四、湿熱および塩水噴霧は製品の設置環境に応じて判断する

車体外側近傍、アンダーボディまたは湿気侵入リスクの高い位置に設置される場合、湿熱、結露、塩水噴霧および腐食リスクの評価が必要となることがあります。試験前には、ランド、コネクタ端部、裸銅部および密封構造の状態を確認する必要があります。

表面処理を施したFPCについては、処理名称のみを確認するのではなく、はんだ付け、抜き差しおよび長期環境曝露後の接触抵抗変化も併せて評価する必要があります。

五、はんだ付けおよび組立工程も信頼性リスクに含まれる

FPC配線自体が試験を通過したとしても、ランド、リインフォースメントまたはコネクタ端部が組立時に過大な熱、挿入力または引張力を受けた場合、剥離、亀裂または瞬断が発生する可能性があります。

信頼性検証には、可能な限り実機コネクタ、ハウジング、ハーネスおよび固定方法を含めるべきです。

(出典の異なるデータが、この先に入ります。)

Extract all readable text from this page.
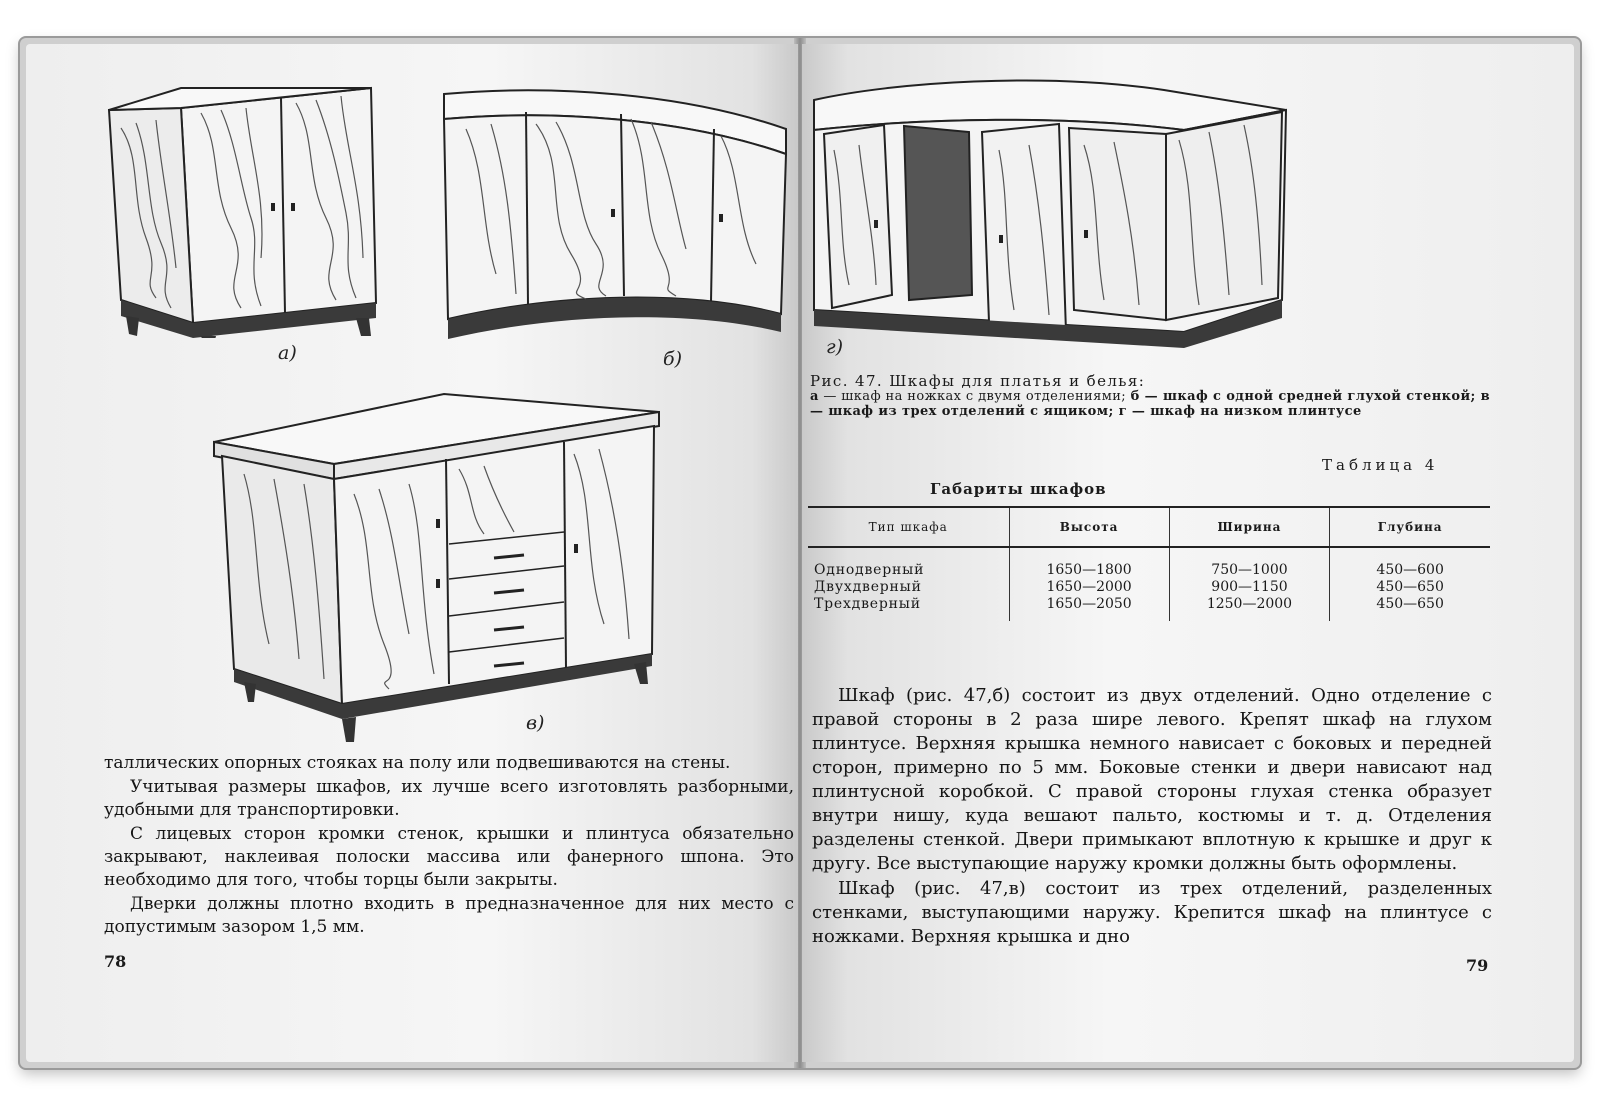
а)	б)
в)

таллических опорных стояках на полу или подвешиваются на стены.

Учитывая размеры шкафов, их лучше всего изготовлять разборными, удобными для транспортировки.

С лицевых сторон кромки стенок, крышки и плинтуса обязательно закрывают, наклеивая полоски массива или фанерного шпона. Это необходимо для того, чтобы торцы были закрыты.

Дверки должны плотно входить в предназначенное для них место с допустимым зазором 1,5 мм.

78
г)
Рис. 47. Шкафы для платья и белья:
а — шкаф на ножках с двумя отделениями; б — шкаф с одной средней глухой стенкой; в — шкаф из трех отделений с ящиком; г — шкаф на низком плинтусе
Таблица 4
Габариты шкафов
Тип шкафа	Высота	Ширина	Глубина
Однодверный	1650—1800	750—1000	450—600
Двухдверный	1650—2000	900—1150	450—650
Трехдверный	1650—2050	1250—2000	450—650

Шкаф (рис. 47,б) состоит из двух отделений. Одно отделение с правой стороны в 2 раза шире левого. Крепят шкаф на глухом плинтусе. Верхняя крышка немного нависает с боковых и передней сторон, примерно по 5 мм. Боковые стенки и двери нависают над плинтусной коробкой. С правой стороны глухая стенка образует внутри нишу, куда вешают пальто, костюмы и т. д. Отделения разделены стенкой. Двери примыкают вплотную к крышке и друг к другу. Все выступающие наружу кромки должны быть оформлены.

Шкаф (рис. 47,в) состоит из трех отделений, разделенных стенками, выступающими наружу. Крепится шкаф на плинтусе с ножками. Верхняя крышка и дно

79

SMTまたははんだ付けを要する部品については、ランド設計、リフロー条件、はんだ後洗浄および外観検査要件も確認する必要があります。

六、試験計画には少なくとも以下の内容を明記する

プロジェクトで確認すべき条件 主な観察項目 温度サイクル 高低温範囲、保温時間、サイクル数、通電状態 外観、デラミネーション、抵抗および導通変化 振動 試験方向、周波数、加速度、固定方法 瞬断、コネクタ緩み、配線亀裂 動的曲げ 曲げ半径、方向、周波数、サイクル数 抵抗変化、銅箔疲労および絶縁状態 湿熱または塩水噴霧 温湿度、時間、塩水条件、サンプル状態 腐食、酸化、絶縁性および接触安定性 組立検証 コネクタ、ハウジング、ハーネスおよび操作動作 挿入力、保持力、ランドおよびリインフォースメント状態

七、FPCメーカーの調達評価時に求められる証拠

メーカーに対しては、当該プロジェクトに関連する試験計画、サンプル数、判定基準、使用設備情報、原始記録および異常対応手順を積極的に提出してもらうよう推奨します。一般的な認証証書(例:IATF 16949、ISO 9001、ISO 14001、RoHS、REACH)は基礎的参考資料となり得ますが、製品の実使用条件に特化した検証の代わりにはなりません。

メーカーが試作前に、曲げ、熱源、コネクタまたは材料に関するリスクを自発的に指摘し、それを実行可能な試験項目へと具体化できる場合、そのエンジニアリングレビュー能力はより包括的であると判断できます。

結論

車載用FPCの信頼性は、単一の温度値または曲げ数値ではなく、材料、構造、製造プロセス、組立方法および使用環境が相互に作用して形成される総合的結果です。

弘億精密では、車載FPCプロジェクトにおいて、取付位置および実使用条件に基づき、積層構造、リインフォースメント、曲げ領域および試験要件を審査した上で、試作および量産検証を推進しています。具体的な指標は、顧客のプロジェクト仕様書、整機の使用条件および双方で合意した試験計画に基づきます。